Texte de Ricker Winsor traduit de l’anglais par Jean-François Vincent

Cher Paris

Au lendemain de l’atrocité commise à Paris, j’ai écrit une lettre de condoléances à un ami là-bas. Il y a répondu en évoquant d’autres choses, sans toutefois faire référence à cette compassion que j’exprimais du fond du cœur. Et, d’une certaine manière, cela sonnait juste : une sorte de question sans réponse, une idée en l’air, à la fois vide, existentielle et chargée de tension, flottant dans notre conscience grâce à notre compréhension mutuelle. C’était pertinent, comme une histoire sur la mort qui se terminerait au milieu d’une phrase. Parce qu’il n’y a rien à dire de plus, et, bien sûr, tout à dire en plus.

Je suis un new-yorkais. Je me souviens du bruit sourd des corps frappant le trottoir : ceux des victimes, qui, l’instant d’avant, vaquaient à leurs occupations ou parlaient à leurs êtres chers, restés à la maison, dans les banlieues ; et qui, tout d’un coup, se trouvaient projetés en l’air et dans l’oubli, en guise d’échappatoire à quelque impitoyable rouleau compresseur. Une amie, qui habite à côté des deux tours, monta sur le toit de son immeuble et vit des gens sauter des tours, certains se tenant par la main. Elle remarqua l’un d’eux, qui, plongeait, en vérité, tel un cygne, utilisant cet ultime instant pour exprimer, en un geste poétique, un défi à la mort. Il n’est pas inutile, dans le contexte actuel, de rappeler la liesse que suscita l’événement dans les quartiers musulmans du New Jersey. Nous, les new yorkais, n’avons pas oublié ça.

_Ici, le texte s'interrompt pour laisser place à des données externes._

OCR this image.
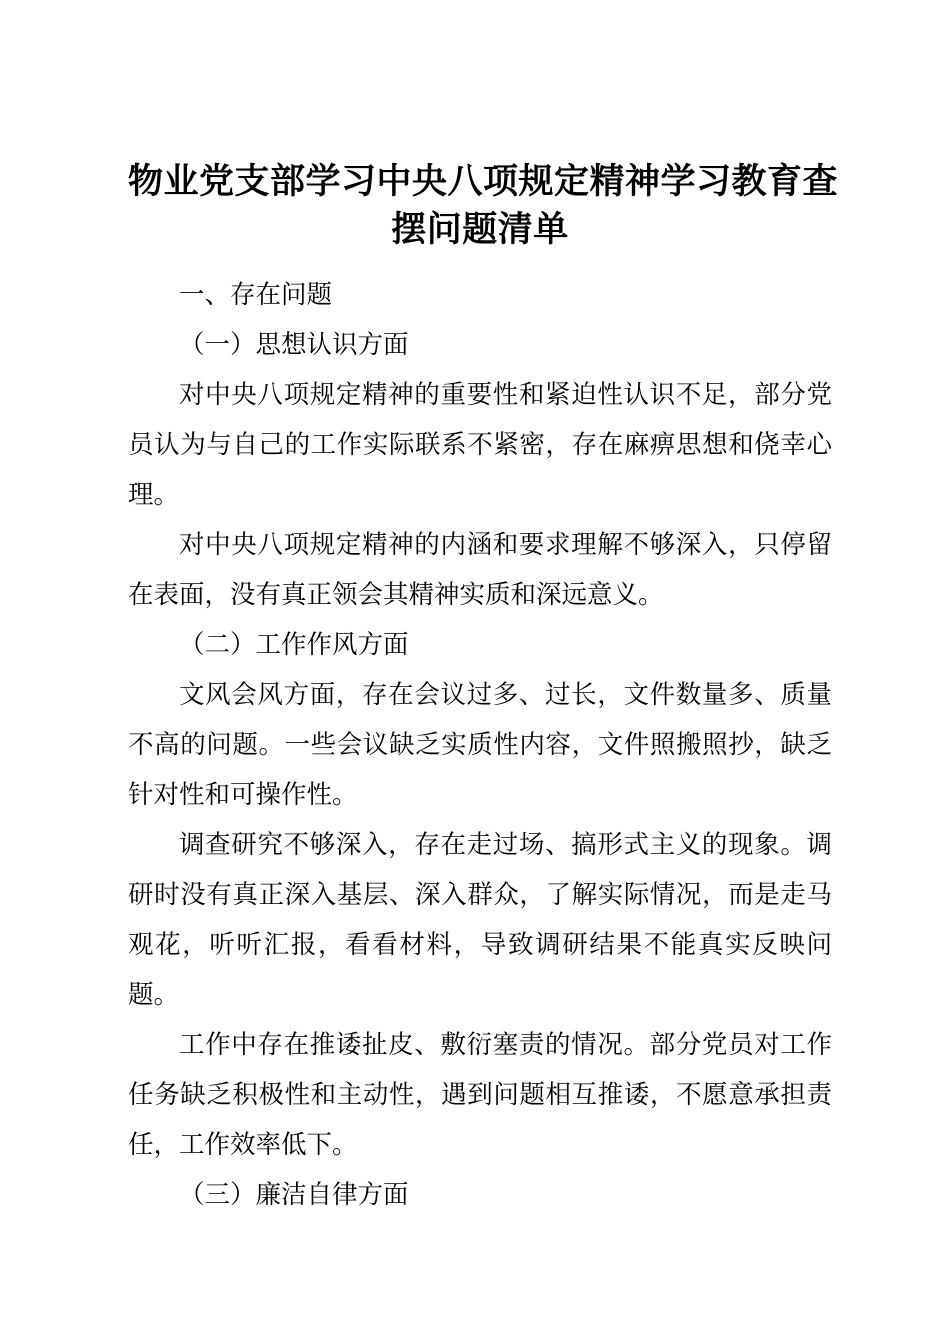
物业党支部学习中央八项规定精神学习教育查
摆问题清单

一、存在问题

（一）思想认识方面

对中央八项规定精神的重要性和紧迫性认识不足，部分党员认为与自己的工作实际联系不紧密，存在麻痹思想和侥幸心理。

对中央八项规定精神的内涵和要求理解不够深入，只停留在表面，没有真正领会其精神实质和深远意义。

（二）工作作风方面

文风会风方面，存在会议过多、过长，文件数量多、质量不高的问题。一些会议缺乏实质性内容，文件照搬照抄，缺乏针对性和可操作性。

调查研究不够深入，存在走过场、搞形式主义的现象。调研时没有真正深入基层、深入群众，了解实际情况，而是走马观花，听听汇报，看看材料，导致调研结果不能真实反映问题。

工作中存在推诿扯皮、敷衍塞责的情况。部分党员对工作任务缺乏积极性和主动性，遇到问题相互推诿，不愿意承担责任，工作效率低下。

（三）廉洁自律方面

Notre président, Barack Obama, a dit que les meurtres de Paris étaient « une attaque contre l’humanité toute entière », commentaire d’autant plus poignant que, d’une certaine manière, Paris est la capitale culturelle de l’humanité, et le restera. Imprévisible ironie, en quelque sorte, New York est devenu bien plus agréable après le 11 septembre, avec des gens plus gentils, plus expressifs. Ce sens de la camaraderie, qui a toujours fait partie intégrante de l’identité newyorkaise, s’est accru, dans le sillage de la catastrophe. J’espère que Paris connaîtra également cet esprit de corps. Ceux qui survivent à une atrocité sont liés par le chagrin, la colère et un certain orgueil qu’ils ont découvert dans le courage d’aller de l’avant.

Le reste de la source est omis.